В то же время две мои книги привлекли внимание читателей, чего трудно было ожидать от исторических трудов, выпущенных в научных сериях. Это не могло не отразиться на наших с Сиднеем отношениях. Я интересовала его все больше, с тех пор как сам он мало кого интересовал, хотя мою литературу он по-прежнему считал «кормовой». Но наступает такой возраст – Сиднею перевалило за пятьдесят, – когда в понятии «корм» уже видится нечто благородное!
Я много думала о Гавейне весь этот год. Стоило увидеть темно-синюю фуражку на голове какого-нибудь моряка в порту, услышать бретонский выговор на углу улицы в Конкарно, навестить мамашу Лозерек, которая усыхала потихоньку на своей заброшенной ферме – все ее дети разлетелись по свету, кто бороздил моря, кто учительствовал, – и меня захлестывала волна нежности к тому деревенскому мальчишке, который прокалывал шины моего велосипеда и дразнил меня «Жорж Безэс». Я походила на жену заключенного: моя жизнь остановилась, посвященная только ожиданию.
Ночами, лежа рядом с Сиднеем, я мечтала о другом. Каких только восторгов не вообразят наши затосковавшие половые органы… С ними не соскучишься! Но бывает, что они находят такое и наяву.

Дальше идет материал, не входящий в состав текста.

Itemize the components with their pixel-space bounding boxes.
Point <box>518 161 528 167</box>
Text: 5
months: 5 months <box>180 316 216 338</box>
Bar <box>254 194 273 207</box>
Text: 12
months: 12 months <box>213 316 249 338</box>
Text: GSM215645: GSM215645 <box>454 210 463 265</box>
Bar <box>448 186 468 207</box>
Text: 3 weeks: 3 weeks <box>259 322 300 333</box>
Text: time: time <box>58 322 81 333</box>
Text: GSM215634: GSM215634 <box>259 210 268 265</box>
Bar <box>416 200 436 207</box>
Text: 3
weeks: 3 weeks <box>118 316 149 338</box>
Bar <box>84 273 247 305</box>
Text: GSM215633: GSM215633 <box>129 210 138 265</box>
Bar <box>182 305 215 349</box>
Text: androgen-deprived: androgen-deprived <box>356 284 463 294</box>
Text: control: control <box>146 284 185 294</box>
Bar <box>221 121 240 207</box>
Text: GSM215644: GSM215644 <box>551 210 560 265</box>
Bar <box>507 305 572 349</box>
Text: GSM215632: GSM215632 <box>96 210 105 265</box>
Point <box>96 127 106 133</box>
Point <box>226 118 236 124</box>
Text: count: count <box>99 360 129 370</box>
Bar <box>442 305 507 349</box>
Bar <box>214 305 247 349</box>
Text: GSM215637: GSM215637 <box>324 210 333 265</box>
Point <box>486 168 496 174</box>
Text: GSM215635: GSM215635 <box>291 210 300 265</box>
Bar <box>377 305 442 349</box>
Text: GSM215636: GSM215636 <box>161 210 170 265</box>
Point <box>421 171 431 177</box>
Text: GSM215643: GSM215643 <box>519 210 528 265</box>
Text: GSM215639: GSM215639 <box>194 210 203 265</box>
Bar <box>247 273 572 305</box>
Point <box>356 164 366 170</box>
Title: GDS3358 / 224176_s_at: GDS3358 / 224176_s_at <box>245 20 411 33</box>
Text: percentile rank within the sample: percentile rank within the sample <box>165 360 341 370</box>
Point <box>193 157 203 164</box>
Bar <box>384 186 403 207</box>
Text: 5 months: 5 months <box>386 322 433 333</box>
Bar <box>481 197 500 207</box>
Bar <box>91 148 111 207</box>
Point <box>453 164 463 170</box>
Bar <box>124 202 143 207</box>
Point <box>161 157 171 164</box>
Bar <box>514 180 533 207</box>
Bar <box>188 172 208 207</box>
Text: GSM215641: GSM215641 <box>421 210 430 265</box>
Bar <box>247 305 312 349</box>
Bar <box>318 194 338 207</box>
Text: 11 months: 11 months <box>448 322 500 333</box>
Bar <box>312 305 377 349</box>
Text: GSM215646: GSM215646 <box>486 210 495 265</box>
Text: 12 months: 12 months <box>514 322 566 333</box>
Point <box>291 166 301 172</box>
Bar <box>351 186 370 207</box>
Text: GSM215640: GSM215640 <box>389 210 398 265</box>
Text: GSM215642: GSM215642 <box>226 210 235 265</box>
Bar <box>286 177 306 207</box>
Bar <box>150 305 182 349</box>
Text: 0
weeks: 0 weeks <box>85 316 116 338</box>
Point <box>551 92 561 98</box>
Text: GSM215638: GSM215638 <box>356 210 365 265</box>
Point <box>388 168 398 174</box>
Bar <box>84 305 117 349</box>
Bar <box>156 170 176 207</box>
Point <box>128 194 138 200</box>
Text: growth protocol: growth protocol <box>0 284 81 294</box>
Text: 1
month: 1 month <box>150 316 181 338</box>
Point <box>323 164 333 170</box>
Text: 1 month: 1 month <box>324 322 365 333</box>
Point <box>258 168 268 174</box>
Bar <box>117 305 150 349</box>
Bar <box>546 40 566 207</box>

Я уже готовилась к предстоящему путешествию. Возраст ли сказывался? Я чувствовала, что мне необходимо лететь на Сейшелы не только для того, чтобы увидеть Гавейна: мне хотелось, чтобы кто-то смотрел на меня влюбленными глазами. Моя кожа сохла и покрывалась морщинами вдали от его влажного взгляда. К тому же на моих глазах моя мать, несмотря на отчаянную борьбу с неумолимым временем, одну за другой сдавала позиции, уже не могла жить так, как ей нравилось, и делала вид, что потеряла интерес к тому, что прежде любила, чтобы не признать свое поражение. Да, наступает возраст, когда позиции, которые мы сдаем, нам уже не вернуть. Мама уже предостерегала меня – она сумела сохранить вкус к жизни, и это меня всегда восхищало в ней.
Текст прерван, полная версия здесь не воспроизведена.